Kerja Sama Jual Beli Gas dari Blok Andaman Diharapkan Bawa Manfaat bagi Masyarakat Aceh

Ilustrasi. Foto: Dok istimewa

Kerja Sama Jual Beli Gas dari Blok Andaman Diharapkan Bawa Manfaat bagi Masyarakat Aceh

Eko Nordiansyah • 7 December 2025 18:38

Jakarta: Kerja sama PT PLN Energi Primer Indonesia (PLN EPI) dengan perusahaan energi asal Abu Dhabi Mubadala Energy menjadi tonggak penting bagi ketahanan energi nasional. Namun dari sisi ekonomi politik, tantangan utama kerja sama ini adalah memastikan peran PT Pembangunan Aceh (PEMA) tidak sekadar formalitas.

Pengamat Kebijakan Publik Universitas Malikussaleh, Al Chaidar Abdurrahman Puteh menyatakan perjanjian PLN EPI dengan Mubadala Energy adalah langkah strategis untuk memperkuat ketahanan energi nasional, khususnya di Aceh dan Sumatera Utara. Ia menyebut, Aceh harus memperoleh manfaat nyata dari kerja sama ini.

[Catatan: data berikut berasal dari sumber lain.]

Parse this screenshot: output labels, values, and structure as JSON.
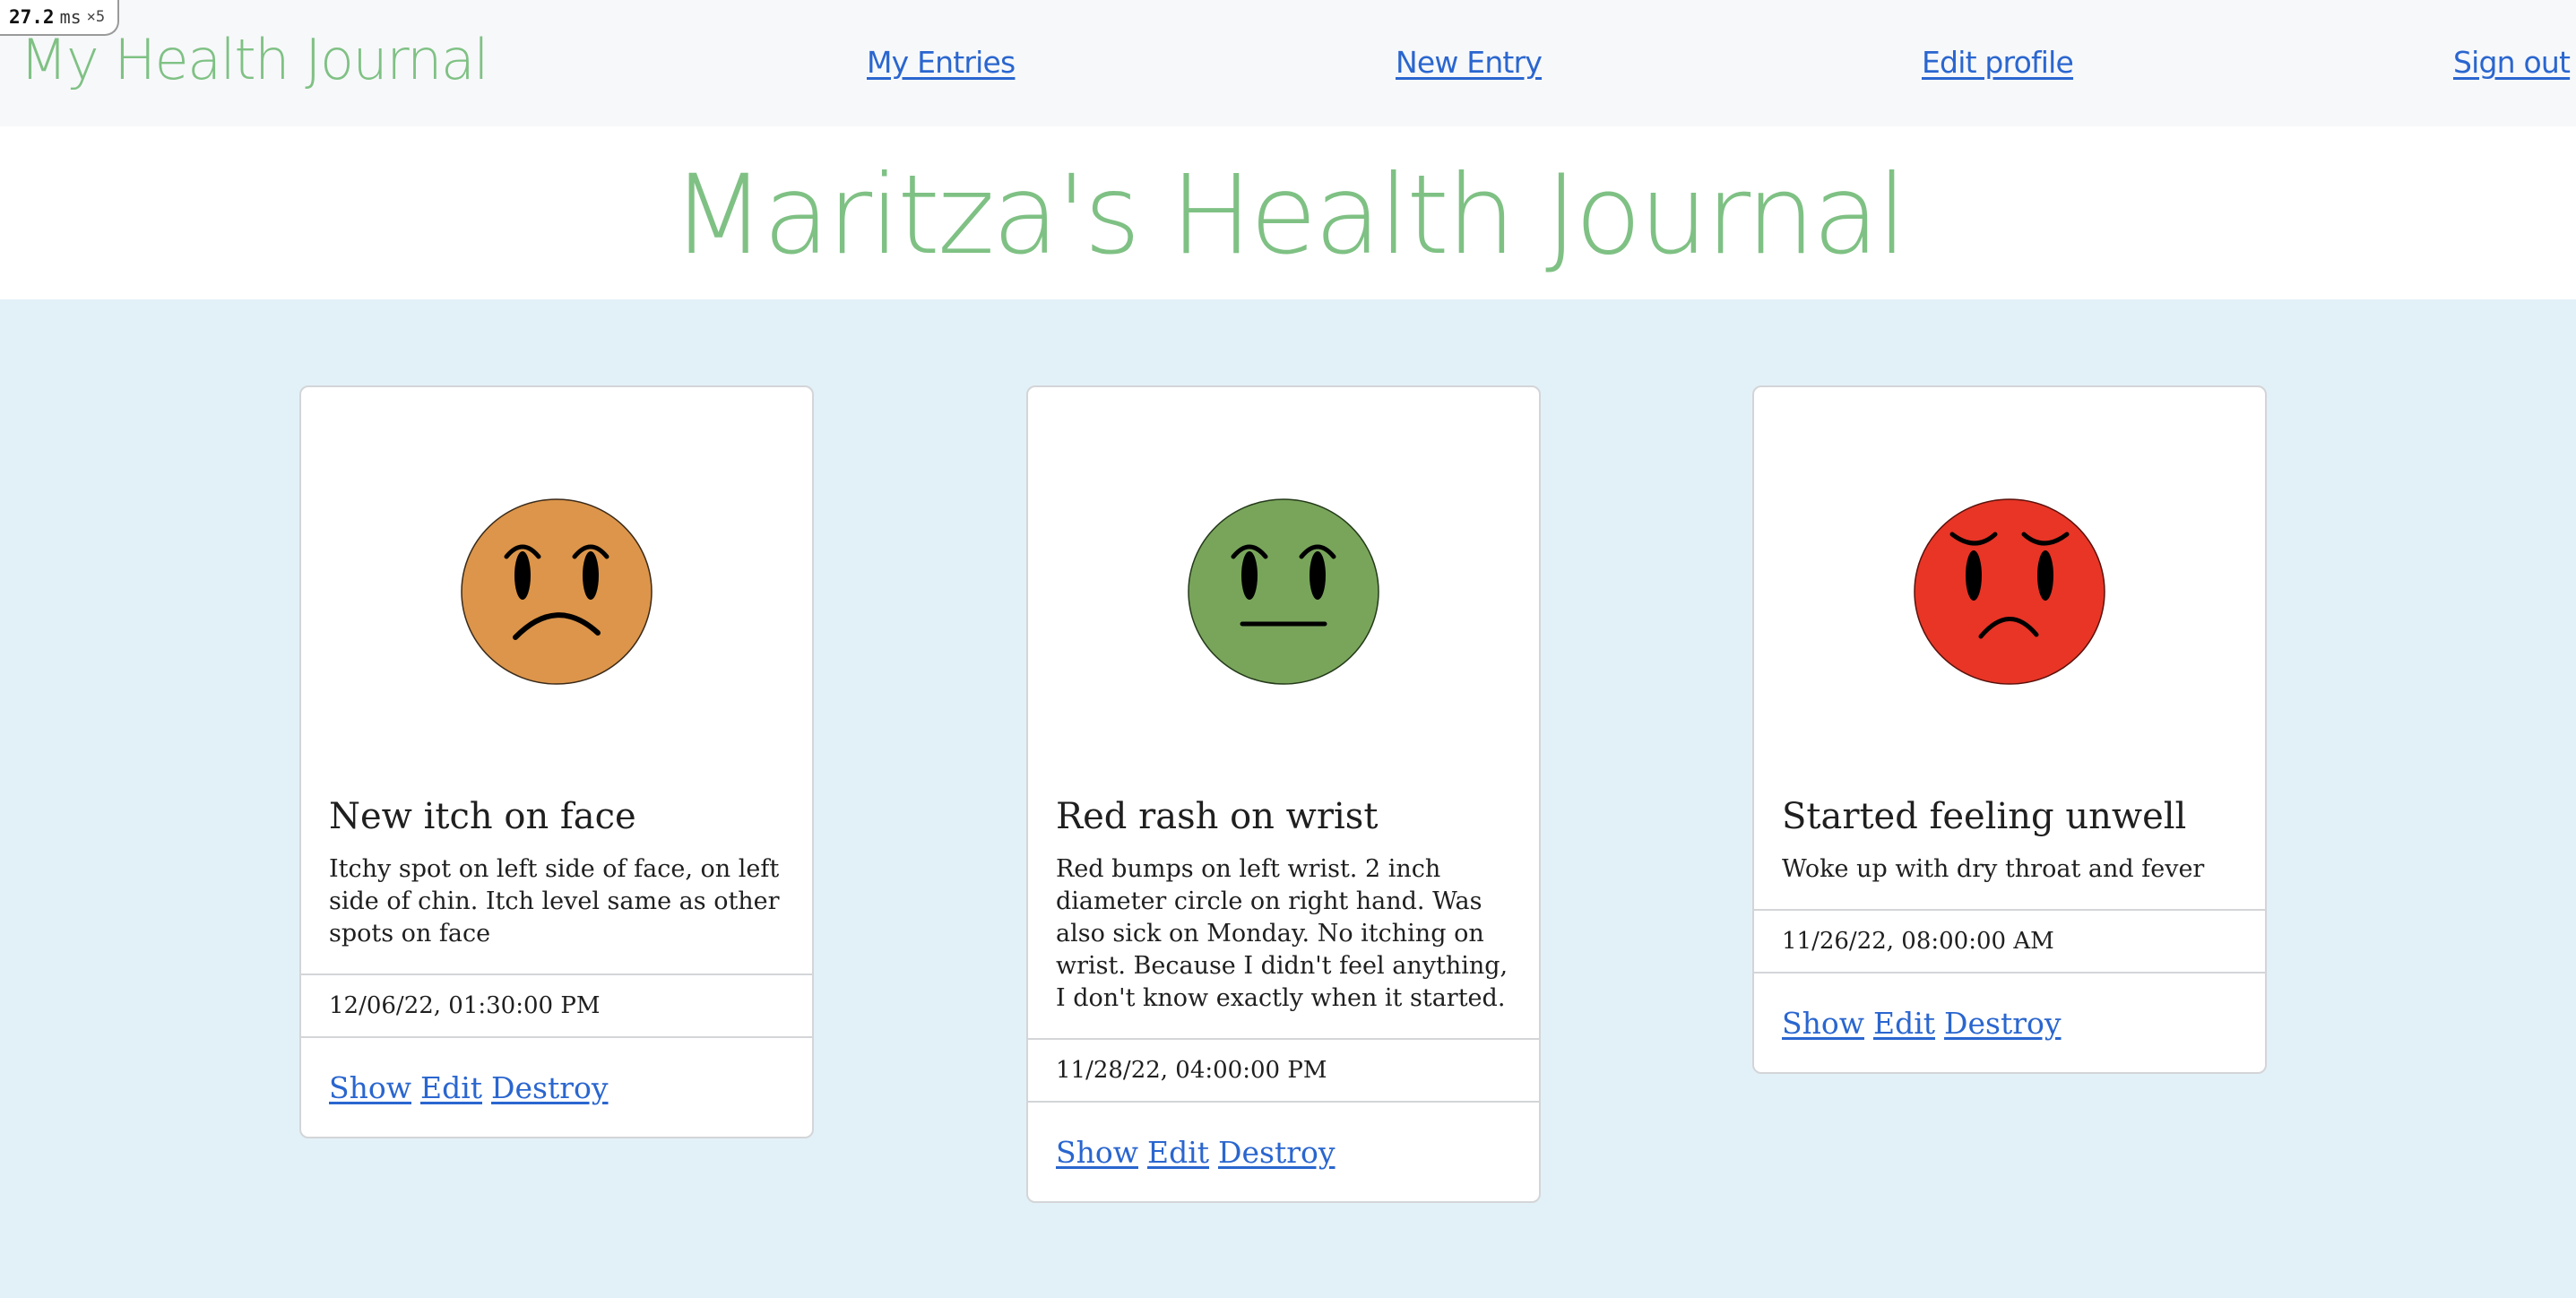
{
  "perf": {
    "value": "27.2",
    "unit": "ms",
    "multiplier": "×5"
  },
  "nav": {
    "brand": "My Health Journal",
    "links": [
      "My Entries",
      "New Entry",
      "Edit profile",
      "Sign out"
    ]
  },
  "page_title": "Maritza's Health Journal",
  "entries": [
    {
      "mood_icon": "sad-face-icon",
      "mood_color": "#dc954a",
      "title": "New itch on face",
      "body": "Itchy spot on left side of face, on left side of chin. Itch level same as other spots on face",
      "timestamp": "12/06/22, 01:30:00 PM",
      "actions": [
        "Show",
        "Edit",
        "Destroy"
      ]
    },
    {
      "mood_icon": "neutral-face-icon",
      "mood_color": "#79a55b",
      "title": "Red rash on wrist",
      "body": "Red bumps on left wrist. 2 inch diameter circle on right hand. Was also sick on Monday. No itching on wrist. Because I didn't feel anything, I don't know exactly when it started.",
      "timestamp": "11/28/22, 04:00:00 PM",
      "actions": [
        "Show",
        "Edit",
        "Destroy"
      ]
    },
    {
      "mood_icon": "angry-face-icon",
      "mood_color": "#e83526",
      "title": "Started feeling unwell",
      "body": "Woke up with dry throat and fever",
      "timestamp": "11/26/22, 08:00:00 AM",
      "actions": [
        "Show",
        "Edit",
        "Destroy"
      ]
    }
  ]
}
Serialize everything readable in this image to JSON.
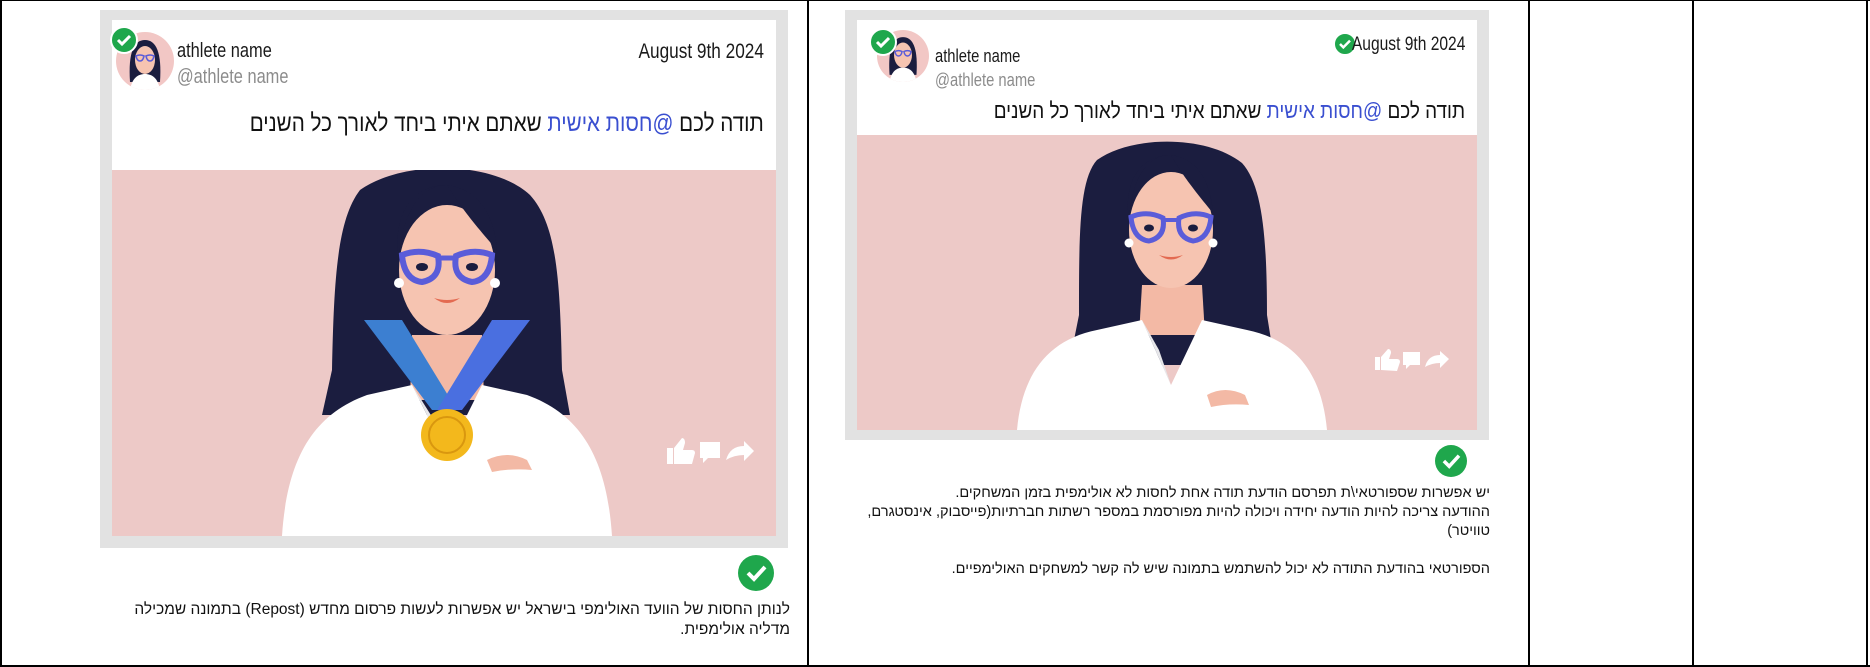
{
  "left_post": {
    "athlete_name": "athlete name",
    "handle": "@athlete name",
    "date": "August 9th 2024",
    "message_prefix": "תודה לכם",
    "message_mention": "@חסות אישית",
    "message_suffix": "שאתם איתי ביחד לאורך כל השנים",
    "avatar_icon": "woman-avatar-icon",
    "verified_icon": "check-circle-icon",
    "includes_medal": true,
    "note_lines": [
      "לנותן החסות של הוועד האולימפי בישראל יש אפשרות לעשות פרסום מחדש (Repost) בתמונה שמכילה",
      "מדליה אולימפית."
    ]
  },
  "right_post": {
    "athlete_name": "athlete name",
    "handle": "@athlete name",
    "date": "August 9th 2024",
    "message_prefix": "תודה לכם",
    "message_mention": "@חסות אישית",
    "message_suffix": "שאתם איתי ביחד לאורך כל השנים",
    "avatar_icon": "woman-avatar-icon",
    "verified_icon": "check-circle-icon",
    "includes_medal": false,
    "note_lines": [
      "יש אפשרות שספורטאי\\ת תפרסם הודעת תודה אחת לחסות לא אולימפית בזמן המשחקים.",
      "ההודעה צריכה להיות הודעה יחידה ויכולה להיות מפורסמת במספר רשתות חברתיות(פייסבוק, אינסטגרם, טוויטר)",
      "",
      "הספורטאי בהודעת התודה לא יכול להשתמש בתמונה שיש לה קשר למשחקים האולימפיים."
    ]
  },
  "colors": {
    "mention": "#3a4fd0",
    "verified": "#1fa74c",
    "scene_bg": "#edc9c7",
    "card_frame": "#e2e2e2"
  }
}
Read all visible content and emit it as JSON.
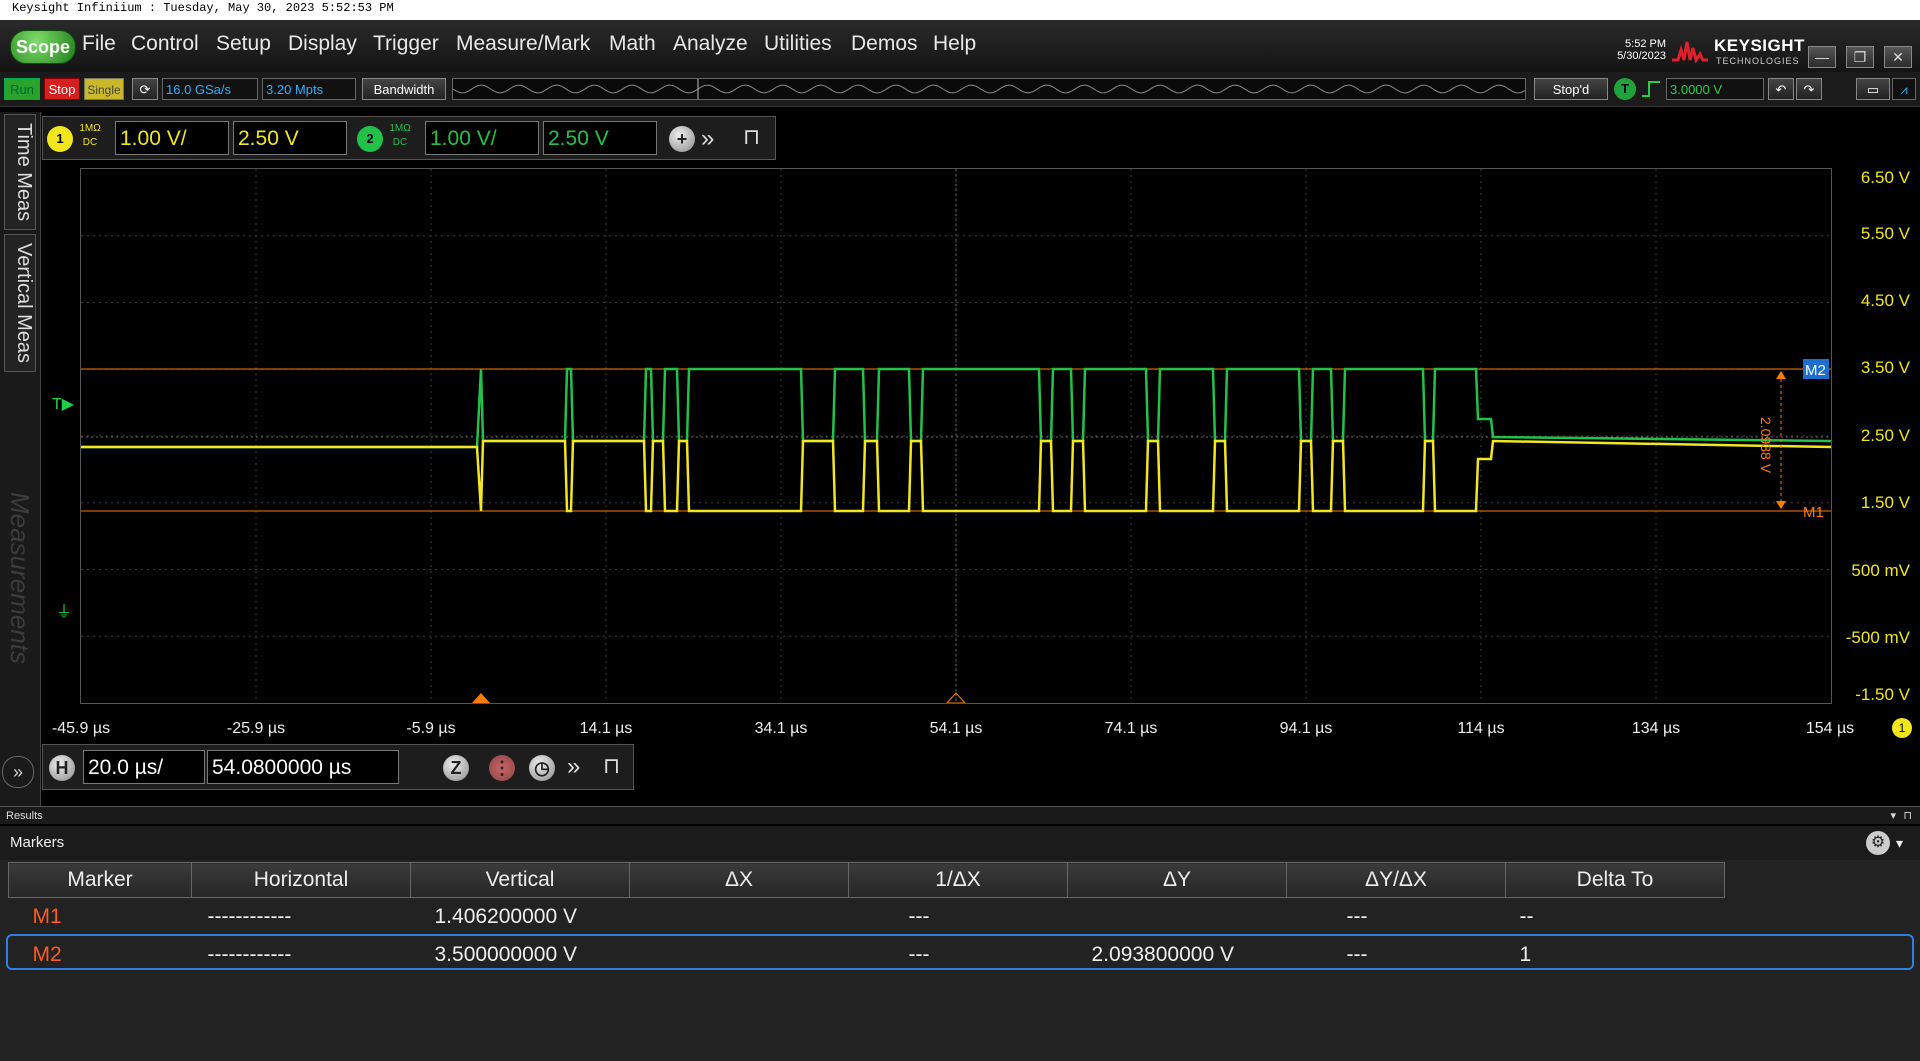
{
  "caption": "Keysight Infiniium : Tuesday, May 30, 2023 5:52:53 PM",
  "menubar": {
    "scope_label": "Scope",
    "items": [
      "File",
      "Control",
      "Setup",
      "Display",
      "Trigger",
      "Measure/Mark",
      "Math",
      "Analyze",
      "Utilities",
      "Demos",
      "Help"
    ],
    "time": "5:52 PM",
    "date": "5/30/2023",
    "logo": "KEYSIGHT",
    "logo_sub": "TECHNOLOGIES"
  },
  "toolbar": {
    "run": "Run",
    "stop": "Stop",
    "single": "Single",
    "sample_rate": "16.0 GSa/s",
    "memory": "3.20 Mpts",
    "bandwidth": "Bandwidth",
    "status": "Stop'd",
    "trigger_icon": "T",
    "trigger_level": "3.0000 V"
  },
  "side_tabs": {
    "time_meas": "Time Meas",
    "vertical_meas": "Vertical Meas",
    "measurements": "Measurements"
  },
  "channels": [
    {
      "num": "1",
      "impedance": "1MΩ",
      "coupling": "DC",
      "scale": "1.00 V/",
      "offset": "2.50 V",
      "color": "#f2e61f"
    },
    {
      "num": "2",
      "impedance": "1MΩ",
      "coupling": "DC",
      "scale": "1.00 V/",
      "offset": "2.50 V",
      "color": "#22c24a"
    }
  ],
  "y_axis": [
    "6.50 V",
    "5.50 V",
    "4.50 V",
    "3.50 V",
    "2.50 V",
    "1.50 V",
    "500 mV",
    "-500 mV",
    "-1.50 V"
  ],
  "x_axis": [
    "-45.9 µs",
    "-25.9 µs",
    "-5.9 µs",
    "14.1 µs",
    "34.1 µs",
    "54.1 µs",
    "74.1 µs",
    "94.1 µs",
    "114 µs",
    "134 µs",
    "154 µs"
  ],
  "plot": {
    "marker_m1": "M1",
    "marker_m2": "M2",
    "delta_label": "2.0938 V",
    "trigger_marker": "T",
    "ch1_badge": "1",
    "marker_color": "#ff7a00"
  },
  "horizontal": {
    "label": "H",
    "scale": "20.0 µs/",
    "position": "54.0800000 µs"
  },
  "results": {
    "title": "Results",
    "section": "Markers"
  },
  "markers_table": {
    "headers": [
      "Marker",
      "Horizontal",
      "Vertical",
      "ΔX",
      "1/ΔX",
      "ΔY",
      "ΔY/ΔX",
      "Delta To"
    ],
    "rows": [
      {
        "marker": "M1",
        "horizontal": "------------",
        "vertical": "1.406200000 V",
        "dx": "",
        "inv_dx": "---",
        "dy": "",
        "dy_dx": "---",
        "delta_to": "--"
      },
      {
        "marker": "M2",
        "horizontal": "------------",
        "vertical": "3.500000000 V",
        "dx": "",
        "inv_dx": "---",
        "dy": "2.093800000 V",
        "dy_dx": "---",
        "delta_to": "1"
      }
    ]
  }
}
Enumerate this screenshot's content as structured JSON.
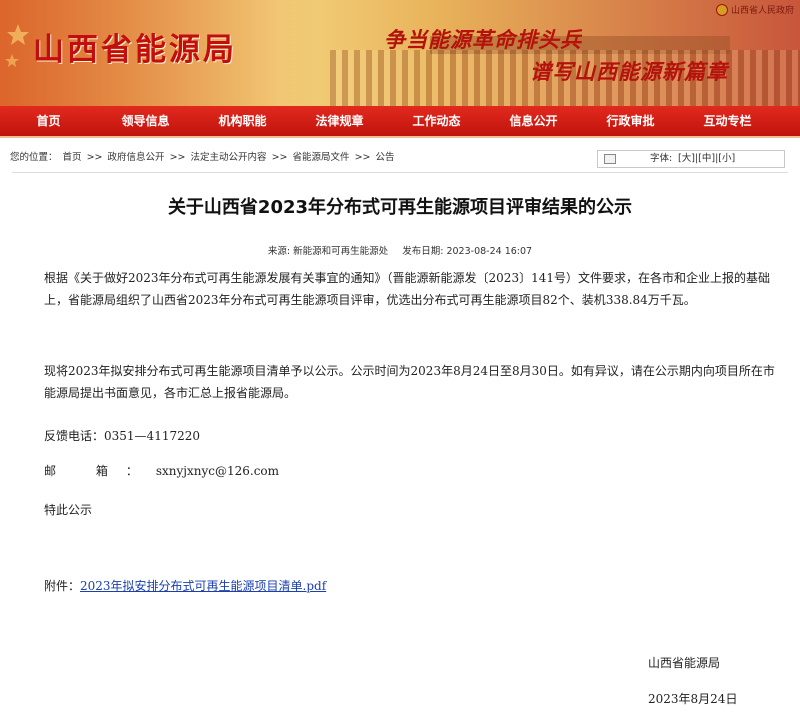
{
  "header": {
    "site_title": "山西省能源局",
    "slogan_line1": "争当能源革命排头兵",
    "slogan_line2": "谱写山西能源新篇章",
    "gov_link": "山西省人民政府"
  },
  "nav": {
    "items": [
      "首页",
      "领导信息",
      "机构职能",
      "法律规章",
      "工作动态",
      "信息公开",
      "行政审批",
      "互动专栏"
    ]
  },
  "breadcrumb": {
    "prefix": "您的位置：",
    "items": [
      "首页",
      "政府信息公开",
      "法定主动公开内容",
      "省能源局文件",
      "公告"
    ],
    "separator": ">>"
  },
  "font_size": {
    "label": "字体:",
    "options": [
      "大",
      "中",
      "小"
    ]
  },
  "article": {
    "title": "关于山西省2023年分布式可再生能源项目评审结果的公示",
    "source_label": "来源:",
    "source": "新能源和可再生能源处",
    "date_label": "发布日期:",
    "date": "2023-08-24 16:07",
    "paragraph1": "根据《关于做好2023年分布式可再生能源发展有关事宜的通知》（晋能源新能源发〔2023〕141号）文件要求，在各市和企业上报的基础上，省能源局组织了山西省2023年分布式可再生能源项目评审，优选出分布式可再生能源项目82个、装机338.84万千瓦。",
    "paragraph2": "现将2023年拟安排分布式可再生能源项目清单予以公示。公示时间为2023年8月24日至8月30日。如有异议，请在公示期内向项目所在市能源局提出书面意见，各市汇总上报省能源局。",
    "phone_label": "反馈电话：",
    "phone": "0351—4117220",
    "email_label": "邮 箱：",
    "email": "sxnyjxnyc@126.com",
    "closing": "特此公示",
    "attachment_label": "附件：",
    "attachment_link": "2023年拟安排分布式可再生能源项目清单.pdf",
    "signature": "山西省能源局",
    "sign_date": "2023年8月24日"
  },
  "colors": {
    "nav_red": "#d21d14",
    "title_red": "#c20e0e",
    "link_blue": "#1a3fb0"
  }
}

"Peran PEMA menjadi krusial dalam memastikan bahwa manfaat lokal tidak tersisih oleh kepentingan pusat maupun korporasi asing," kata Chaidar dalam keterangannya, Minggu, 7 Desember 2025.

Ia memaparkan, PLN EPI dan Mubadala Energy menandatangani Heads of Agreement (HoA) untuk pasokan gas dari blok Andaman, dengan cadangan lebih dari 2 triliun kaki kubik (TCF). Kerja sama ini untuk menjamin pasokan energi domestik untuk Aceh dan Sumatera Utara, sekaligus mengurangi ketergantungan pada LNG impor.

"Kesepakatan ini juga dikaitkan dengan agenda transisi energi bersih, karena gas dianggap lebih ramah dibanding batu bara," ungkapnya.


(Ilustrasi. Foto: Dok istimewa)

Peran PEMA harus diperkuat

Namun, jika dilihat dari dimensi ekonomi politik, kesepakatan ini memiliki beberapa sisi yang harus dipahami oleh publik. Menurutnya, perjanjian ini jelas memperkuat posisi pusat dalam mengendalikan pasokan energi, namun Aceh dan PEMA berpotensi merasa terpinggirkan.

"PEMA seharusnya menjadi jembatan kepentingan lokal, memastikan tenaga kerja, distribusi manfaat, dan royalti masuk ke Aceh. Jika PEMA hanya dijadikan 'penonton' atau sekadar simbol, maka perjanjian ini bisa memperkuat ketimpangan antara pusat dan daerah," kata Chaidar.

Dari sisi keterlibatan korporasi asing, dalam hal ini Mubadala Energy, ia menyatakan, keberadaan korporasi asal Abu Dhabi ini akan membuka Aceh ke jaringan energi global. Hal ini bisa membuka peluang investasi, tetapi juga menimbulkan risiko ketergantungan pada modal asing sehingga kepentingan lokal bisa terpinggirkan.

"Bila masyarakat Aceh melihat bahwa hasil gas hanya menguntungkan pusat dan asing, maka akan muncul sentimen ketidakadilan. Sebaliknya, bila PEMA mampu mengartikulasikan kepentingan lokal, perjanjian ini bisa menjadi modal legitimasi politik bagi pemerintah Aceh," paparnya.

Ia berharap PLN EPI dapat bermitra dengan PEMA sebagai representasi otonomi khusus Aceh, baru kemudian membuka ruang bagi investor. Kalau tidak, posisi Aceh hanya sebagai 'konsumen', padahal Undang-Undang Pokok Agraria (UUPA) memberi hak khusus untuk mengelola sumber daya energi.

"Karena PEMA membeli dari PLN EPI, margin keuntungan PLN EPI otomatis membebani masyarakat Aceh. Dan dari sisi otonomi daerah, yang terjadi adalah reduksi atas kewenangan daerah. UUPA menjanjikan kemandirian energi, tapi aturan ketenagalistrikan nasional menutup ruang itu," ungkap dia.